Coming out of the Apple store in London yesterday, I felt the same way. Having completed writing my new book, The CEO’s Strategy Handbook, I wanted to reward myself with a new iPad. The staff said that wasn’t possible. “Don’t you know that you should go on the website before 3.00 pm, register your name and the product you want so that you can pick it up the following day in store? We think that’s the fairest process.”
“Well, no, I didn’t know I had to follow that system,” I replied, “Can I have one now, please? I don’t’ live in London and won’t be back here for a few weeks.”
“No,” continued the completely unhelpful assistant, “You can order on-line, but it will probably take more than three weeks to be delivered.” And with that he shrugged his shoulders and fell silent. End of conversation.
Apple needs to be careful. Its reputation for great products is likely to remain, but if its customer service strategy is to physically and metaphorically shrug its shoulders and introduce byzantine product order and pick-up procedures then customers may start to vote with their feet and take their hard-earned cash elsewhere.
Of course, my attitude might change if, like the NHS, iPads were free at the point of delivery!
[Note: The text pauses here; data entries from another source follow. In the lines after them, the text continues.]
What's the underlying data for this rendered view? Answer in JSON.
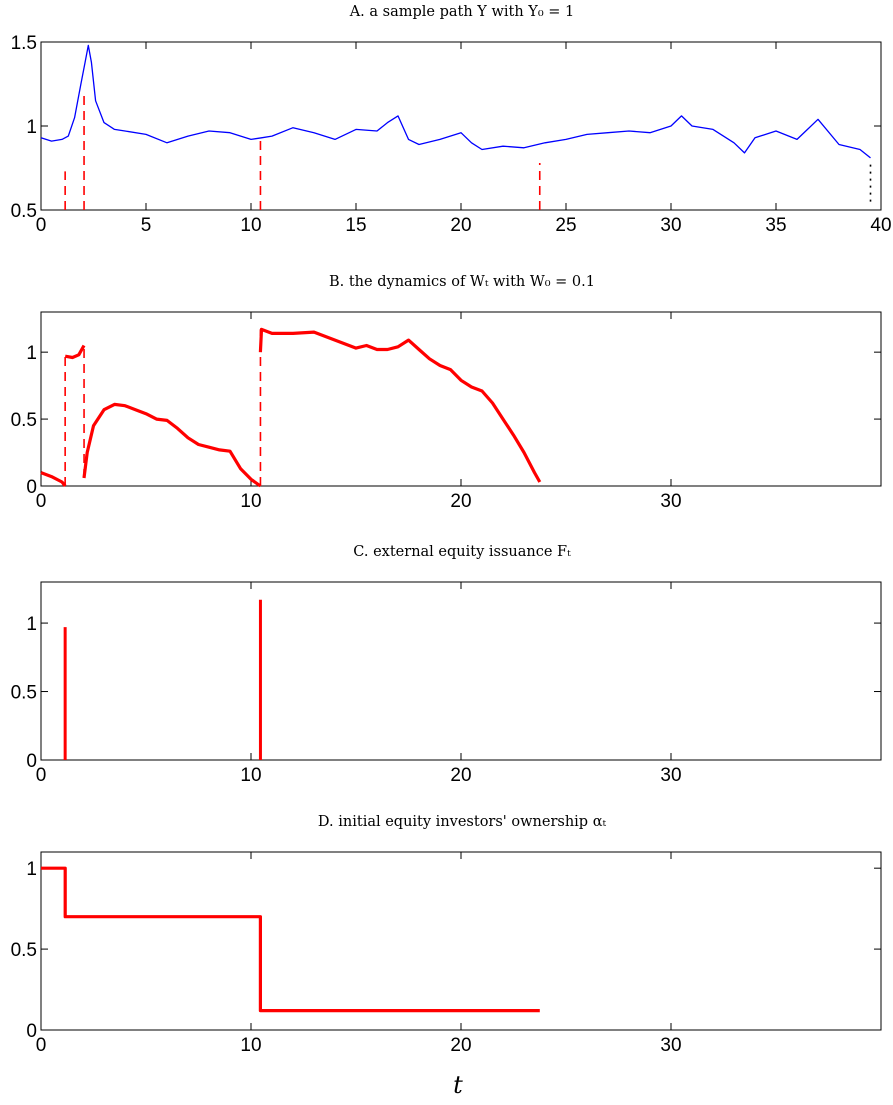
{
  "chart_data": [
    {
      "panel": "A",
      "type": "line",
      "title": "A. a sample path Y with Y₀ = 1",
      "xlim": [
        0,
        40
      ],
      "ylim": [
        0.5,
        1.5
      ],
      "xticks": [
        0,
        5,
        10,
        15,
        20,
        25,
        30,
        35,
        40
      ],
      "yticks": [
        0.5,
        1,
        1.5
      ],
      "xtick_labels": [
        "0",
        "5",
        "10",
        "15",
        "20",
        "25",
        "30",
        "35",
        "40"
      ],
      "ytick_labels": [
        "0.5",
        "1",
        "1.5"
      ],
      "series": [
        {
          "color": "#0000ff",
          "style": "solid",
          "x": [
            0,
            0.5,
            1.0,
            1.3,
            1.6,
            1.9,
            2.1,
            2.25,
            2.4,
            2.6,
            3.0,
            3.5,
            4.0,
            5.0,
            6.0,
            7.0,
            8.0,
            9.0,
            10.0,
            10.5,
            11.0,
            12.0,
            13.0,
            14.0,
            15.0,
            16.0,
            16.5,
            17.0,
            17.5,
            18.0,
            19.0,
            20.0,
            20.5,
            21.0,
            22.0,
            23.0,
            24.0,
            25.0,
            26.0,
            27.0,
            28.0,
            29.0,
            30.0,
            30.5,
            31.0,
            32.0,
            33.0,
            33.5,
            34.0,
            35.0,
            36.0,
            36.5,
            37.0,
            38.0,
            39.0,
            39.5
          ],
          "y": [
            0.93,
            0.91,
            0.92,
            0.94,
            1.05,
            1.25,
            1.38,
            1.48,
            1.38,
            1.15,
            1.02,
            0.98,
            0.97,
            0.95,
            0.9,
            0.94,
            0.97,
            0.96,
            0.92,
            0.93,
            0.94,
            0.99,
            0.96,
            0.92,
            0.98,
            0.97,
            1.02,
            1.06,
            0.92,
            0.89,
            0.92,
            0.96,
            0.9,
            0.86,
            0.88,
            0.87,
            0.9,
            0.92,
            0.95,
            0.96,
            0.97,
            0.96,
            1.0,
            1.06,
            1.0,
            0.98,
            0.9,
            0.84,
            0.93,
            0.97,
            0.92,
            0.98,
            1.04,
            0.89,
            0.86,
            0.81
          ]
        }
      ],
      "vlines": [
        {
          "x": 1.15,
          "y0": 0.5,
          "y1": 0.73,
          "color": "#ff0000",
          "style": "dashed"
        },
        {
          "x": 2.05,
          "y0": 0.5,
          "y1": 1.2,
          "color": "#ff0000",
          "style": "dashed"
        },
        {
          "x": 10.45,
          "y0": 0.5,
          "y1": 0.93,
          "color": "#ff0000",
          "style": "dashed"
        },
        {
          "x": 23.75,
          "y0": 0.5,
          "y1": 0.78,
          "color": "#ff0000",
          "style": "dashed"
        },
        {
          "x": 39.5,
          "y0": 0.55,
          "y1": 0.78,
          "color": "#000000",
          "style": "dotted"
        }
      ]
    },
    {
      "panel": "B",
      "type": "line",
      "title": "B. the dynamics of Wₜ with W₀ = 0.1",
      "xlim": [
        0,
        40
      ],
      "ylim": [
        0,
        1.3
      ],
      "xticks": [
        0,
        10,
        20,
        30
      ],
      "yticks": [
        0,
        0.5,
        1
      ],
      "xtick_labels": [
        "0",
        "10",
        "20",
        "30"
      ],
      "ytick_labels": [
        "0",
        "0.5",
        "1"
      ],
      "series": [
        {
          "color": "#ff0000",
          "style": "solid",
          "x": [
            0,
            0.5,
            1.0,
            1.15
          ],
          "y": [
            0.1,
            0.07,
            0.03,
            0.0
          ]
        },
        {
          "color": "#ff0000",
          "style": "solid",
          "x": [
            1.15,
            1.5,
            1.8,
            2.05
          ],
          "y": [
            0.97,
            0.96,
            0.98,
            1.05
          ]
        },
        {
          "color": "#ff0000",
          "style": "solid",
          "x": [
            2.05,
            2.2,
            2.5,
            3.0,
            3.5,
            4.0,
            4.5,
            5.0,
            5.5,
            6.0,
            6.5,
            7.0,
            7.5,
            8.0,
            8.5,
            9.0,
            9.5,
            10.0,
            10.45
          ],
          "y": [
            0.06,
            0.25,
            0.45,
            0.57,
            0.61,
            0.6,
            0.57,
            0.54,
            0.5,
            0.49,
            0.43,
            0.36,
            0.31,
            0.29,
            0.27,
            0.26,
            0.13,
            0.05,
            0.0
          ]
        },
        {
          "color": "#ff0000",
          "style": "solid",
          "x": [
            10.45,
            10.5,
            11.0,
            12.0,
            13.0,
            14.0,
            15.0,
            15.5,
            16.0,
            16.5,
            17.0,
            17.5,
            18.0,
            18.5,
            19.0,
            19.5,
            20.0,
            20.5,
            21.0,
            21.5,
            22.0,
            22.5,
            23.0,
            23.5,
            23.75
          ],
          "y": [
            1.0,
            1.17,
            1.14,
            1.14,
            1.15,
            1.09,
            1.03,
            1.05,
            1.02,
            1.02,
            1.04,
            1.09,
            1.02,
            0.95,
            0.9,
            0.87,
            0.79,
            0.74,
            0.71,
            0.62,
            0.5,
            0.38,
            0.25,
            0.1,
            0.03
          ]
        }
      ],
      "vlines": [
        {
          "x": 1.15,
          "y0": 0.0,
          "y1": 0.97,
          "color": "#ff0000",
          "style": "dashed"
        },
        {
          "x": 2.05,
          "y0": 0.06,
          "y1": 1.05,
          "color": "#ff0000",
          "style": "dashed"
        },
        {
          "x": 10.45,
          "y0": 0.0,
          "y1": 1.17,
          "color": "#ff0000",
          "style": "dashed"
        }
      ]
    },
    {
      "panel": "C",
      "type": "line",
      "title": "C. external equity issuance Fₜ",
      "xlim": [
        0,
        40
      ],
      "ylim": [
        0,
        1.3
      ],
      "xticks": [
        0,
        10,
        20,
        30
      ],
      "yticks": [
        0,
        0.5,
        1
      ],
      "xtick_labels": [
        "0",
        "10",
        "20",
        "30"
      ],
      "ytick_labels": [
        "0",
        "0.5",
        "1"
      ],
      "series": [],
      "vlines": [
        {
          "x": 1.15,
          "y0": 0.0,
          "y1": 0.97,
          "color": "#ff0000",
          "style": "solid"
        },
        {
          "x": 10.45,
          "y0": 0.0,
          "y1": 1.17,
          "color": "#ff0000",
          "style": "solid"
        }
      ]
    },
    {
      "panel": "D",
      "type": "line",
      "title": "D. initial equity investors' ownership αₜ",
      "xlim": [
        0,
        40
      ],
      "ylim": [
        0,
        1.1
      ],
      "xticks": [
        0,
        10,
        20,
        30
      ],
      "yticks": [
        0,
        0.5,
        1
      ],
      "xtick_labels": [
        "0",
        "10",
        "20",
        "30"
      ],
      "ytick_labels": [
        "0",
        "0.5",
        "1"
      ],
      "xlabel": "t",
      "series": [
        {
          "color": "#ff0000",
          "style": "solid",
          "x": [
            0,
            1.15,
            1.15,
            10.45,
            10.45,
            23.75
          ],
          "y": [
            1.0,
            1.0,
            0.7,
            0.7,
            0.12,
            0.12
          ]
        }
      ],
      "vlines": []
    }
  ]
}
© Stuart Cross 2011. All rights reserved.
Hi Stuart
Lucy and I walked past the Apple Store two weeks ago when they were releasing the new ipad2 at 5pm and we were at 2pm and the queue was a joke so much so they were handing out tickets for the people to redeem when they got in the store (if ever!) that evening I spoke to a friends daughter who went into the Carphone warehouse or O2 I forget and bought one !! says it all!!
Kym.
Hi Kym, great to hear from you. All I wanted was just a bit of service, and I felt the people there were arrogant.